Risk Prediction With Procalcitonin and Clinical Rules in Community-Acquired Pneumonia
Study objective
The Pneumonia Severity Index and CURB-65 predict outcomes in community-acquired pneumonia but have limitations. Procalcitonin, a biomarker of bacterial infection, may provide prognostic information in community-acquired pneumonia. Our objective is to describe the pattern of procalcitonin in community-acquired pneumonia and determine whether procalcitonin provides prognostic information beyond the Pneumonia Severity Index and CURB-65.
Methods
We conducted a multicenter prospective cohort study in 28 community and teaching emergency departments. Patients presenting with a clinical and radiographic diagnosis of community-acquired pneumonia were enrolled. We stratified procalcitonin levels a priori into 4 tiers: I: less than 0.1; II: greater than 0.1 to less than 0.25; III: greater than 0.25 to less than 0.5; and IV: greater than 0.5 ng/mL. Primary outcome was 30-day mortality.
Results
One thousand six hundred fifty-one patients formed the study cohort. Procalcitonin levels were broadly spread across tiers: 32.8% (I), 21.6% (II), 10.2% (III), and 35.4% (IV). Used alone, procalcitonin had modest test characteristics: specificity (35%), sensitivity (92%), positive likelihood ratio (1.41), and negative likelihood ratio (0.22). Adding procalcitonin to the Pneumonia Severity Index in all subjects minimally improved performance. Adding procalcitonin to low-risk Pneumonia Severity Index subjects (classes I to III) provided no additional information. However, subjects in procalcitonin tier I had low 30-day mortality, regardless of clinical risk, including those in higher risk classes (1.5% versus 1.6% for those in Pneumonia Severity Index classes I to III versus classes IV/V). Among high-risk Pneumonia Severity Index subjects (classes IV/V), one quarter (126/546) were in procalcitonin tier I, and the negative likelihood ratio of procalcitonin tier I was 0.09. Procalcitonin tier I was also associated with lower burden of other adverse outcomes. Similar results were observed with CURB-65 stratification.
Conclusion
Selective use of procalcitonin as an adjunct to existing rules may offer additional prognostic information in high-risk patients.
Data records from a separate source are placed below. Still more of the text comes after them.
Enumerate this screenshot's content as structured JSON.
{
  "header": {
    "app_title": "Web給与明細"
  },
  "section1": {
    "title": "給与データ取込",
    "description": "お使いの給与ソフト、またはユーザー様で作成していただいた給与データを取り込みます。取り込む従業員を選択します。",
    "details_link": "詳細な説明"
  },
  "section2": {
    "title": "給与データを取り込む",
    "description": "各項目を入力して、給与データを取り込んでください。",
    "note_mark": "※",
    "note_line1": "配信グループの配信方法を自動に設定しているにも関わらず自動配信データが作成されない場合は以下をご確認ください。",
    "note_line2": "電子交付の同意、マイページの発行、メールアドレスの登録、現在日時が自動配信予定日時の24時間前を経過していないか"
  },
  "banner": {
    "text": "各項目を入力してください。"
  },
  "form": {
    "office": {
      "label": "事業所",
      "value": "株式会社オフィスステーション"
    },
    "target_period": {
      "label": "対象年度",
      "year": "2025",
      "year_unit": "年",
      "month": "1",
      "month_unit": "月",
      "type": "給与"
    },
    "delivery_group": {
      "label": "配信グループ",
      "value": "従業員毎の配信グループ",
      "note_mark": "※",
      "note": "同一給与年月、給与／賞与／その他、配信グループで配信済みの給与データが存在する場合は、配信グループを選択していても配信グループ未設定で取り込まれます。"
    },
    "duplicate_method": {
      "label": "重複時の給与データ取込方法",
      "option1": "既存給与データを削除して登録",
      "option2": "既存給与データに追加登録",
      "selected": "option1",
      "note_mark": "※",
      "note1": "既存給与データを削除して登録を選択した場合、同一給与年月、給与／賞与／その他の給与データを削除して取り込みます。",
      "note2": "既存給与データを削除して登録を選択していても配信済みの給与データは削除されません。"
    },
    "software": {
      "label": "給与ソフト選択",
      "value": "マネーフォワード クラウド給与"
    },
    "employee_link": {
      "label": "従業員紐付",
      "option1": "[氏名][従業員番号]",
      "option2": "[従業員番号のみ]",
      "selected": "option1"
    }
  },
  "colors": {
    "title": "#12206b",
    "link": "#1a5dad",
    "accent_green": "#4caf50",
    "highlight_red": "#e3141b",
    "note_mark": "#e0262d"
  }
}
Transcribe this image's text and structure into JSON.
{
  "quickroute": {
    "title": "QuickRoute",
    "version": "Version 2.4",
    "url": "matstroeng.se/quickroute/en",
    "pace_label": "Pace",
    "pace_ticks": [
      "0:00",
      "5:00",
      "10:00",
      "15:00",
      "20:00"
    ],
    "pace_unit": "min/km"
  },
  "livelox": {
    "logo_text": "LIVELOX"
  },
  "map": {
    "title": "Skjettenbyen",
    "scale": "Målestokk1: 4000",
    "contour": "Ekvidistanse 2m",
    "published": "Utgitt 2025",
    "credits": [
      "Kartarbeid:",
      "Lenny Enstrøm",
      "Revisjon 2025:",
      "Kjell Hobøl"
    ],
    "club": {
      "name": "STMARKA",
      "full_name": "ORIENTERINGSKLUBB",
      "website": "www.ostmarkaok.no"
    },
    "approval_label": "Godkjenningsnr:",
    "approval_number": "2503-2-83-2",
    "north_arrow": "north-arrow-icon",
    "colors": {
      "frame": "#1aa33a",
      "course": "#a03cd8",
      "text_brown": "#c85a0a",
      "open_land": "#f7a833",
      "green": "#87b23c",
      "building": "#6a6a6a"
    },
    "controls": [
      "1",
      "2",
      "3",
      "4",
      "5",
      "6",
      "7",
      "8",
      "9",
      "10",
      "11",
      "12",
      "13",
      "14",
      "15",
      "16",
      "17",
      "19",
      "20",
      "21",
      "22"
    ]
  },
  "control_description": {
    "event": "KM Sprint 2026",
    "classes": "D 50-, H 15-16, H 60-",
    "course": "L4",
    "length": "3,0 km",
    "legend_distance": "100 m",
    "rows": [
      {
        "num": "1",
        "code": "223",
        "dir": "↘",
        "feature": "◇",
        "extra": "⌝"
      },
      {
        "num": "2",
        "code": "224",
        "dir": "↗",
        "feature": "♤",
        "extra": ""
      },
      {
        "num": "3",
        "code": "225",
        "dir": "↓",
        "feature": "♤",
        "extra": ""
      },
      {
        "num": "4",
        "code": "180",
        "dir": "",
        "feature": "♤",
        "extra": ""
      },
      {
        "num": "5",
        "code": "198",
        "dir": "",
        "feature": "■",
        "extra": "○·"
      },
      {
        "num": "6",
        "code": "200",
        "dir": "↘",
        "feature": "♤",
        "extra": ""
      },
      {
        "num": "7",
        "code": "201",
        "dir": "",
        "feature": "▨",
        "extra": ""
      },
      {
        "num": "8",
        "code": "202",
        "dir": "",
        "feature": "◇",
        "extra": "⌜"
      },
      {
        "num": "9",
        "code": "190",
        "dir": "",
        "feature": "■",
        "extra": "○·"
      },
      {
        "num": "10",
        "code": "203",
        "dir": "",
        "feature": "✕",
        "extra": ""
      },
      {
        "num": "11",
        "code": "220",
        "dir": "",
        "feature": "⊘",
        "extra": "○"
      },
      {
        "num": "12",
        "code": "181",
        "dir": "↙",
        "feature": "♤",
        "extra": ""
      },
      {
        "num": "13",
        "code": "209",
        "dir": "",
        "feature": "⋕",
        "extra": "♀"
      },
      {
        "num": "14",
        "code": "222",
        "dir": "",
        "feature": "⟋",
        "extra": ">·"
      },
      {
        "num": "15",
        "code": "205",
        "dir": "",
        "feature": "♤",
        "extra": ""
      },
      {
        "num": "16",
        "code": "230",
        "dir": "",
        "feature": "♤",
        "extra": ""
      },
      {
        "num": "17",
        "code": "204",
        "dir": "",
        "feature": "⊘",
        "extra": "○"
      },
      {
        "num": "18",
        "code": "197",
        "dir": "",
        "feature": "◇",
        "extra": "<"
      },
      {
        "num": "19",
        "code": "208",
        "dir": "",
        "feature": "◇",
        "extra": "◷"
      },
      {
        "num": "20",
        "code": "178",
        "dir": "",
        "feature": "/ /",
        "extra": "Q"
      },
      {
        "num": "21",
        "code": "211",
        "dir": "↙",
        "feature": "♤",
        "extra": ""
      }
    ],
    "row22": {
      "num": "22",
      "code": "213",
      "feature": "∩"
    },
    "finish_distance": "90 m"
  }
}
Supervising editors: Gregory J. Moran, MD; Judd E. Hollander, MD
Dr. Moran and Dr. Hollander were the supervising editors on this article. Dr. Yealy did not participate in the editorial review or decision to publish this article.
Author contributions: DTH, LAW, JAK, DMY, and DCA conceived and designed the study, analyzed and interpreted the data, and provided important critical revisions of the article. DTH, DMY and DCA drafted the article. DTH, JAK, DMY, and DCA provided final approval. LAW and LK provided statistical expertise. LAW also contributed to drafting of the article, and LK contributed to analysis and interpretation of the data. JAK and DCA obtained funding for the study. JAK, MM, and DCA provided administrative, technical, and logistic support. MM also contributed to analysis and interpretation of the data and article revision. DTH takes responsibility for the paper as a whole.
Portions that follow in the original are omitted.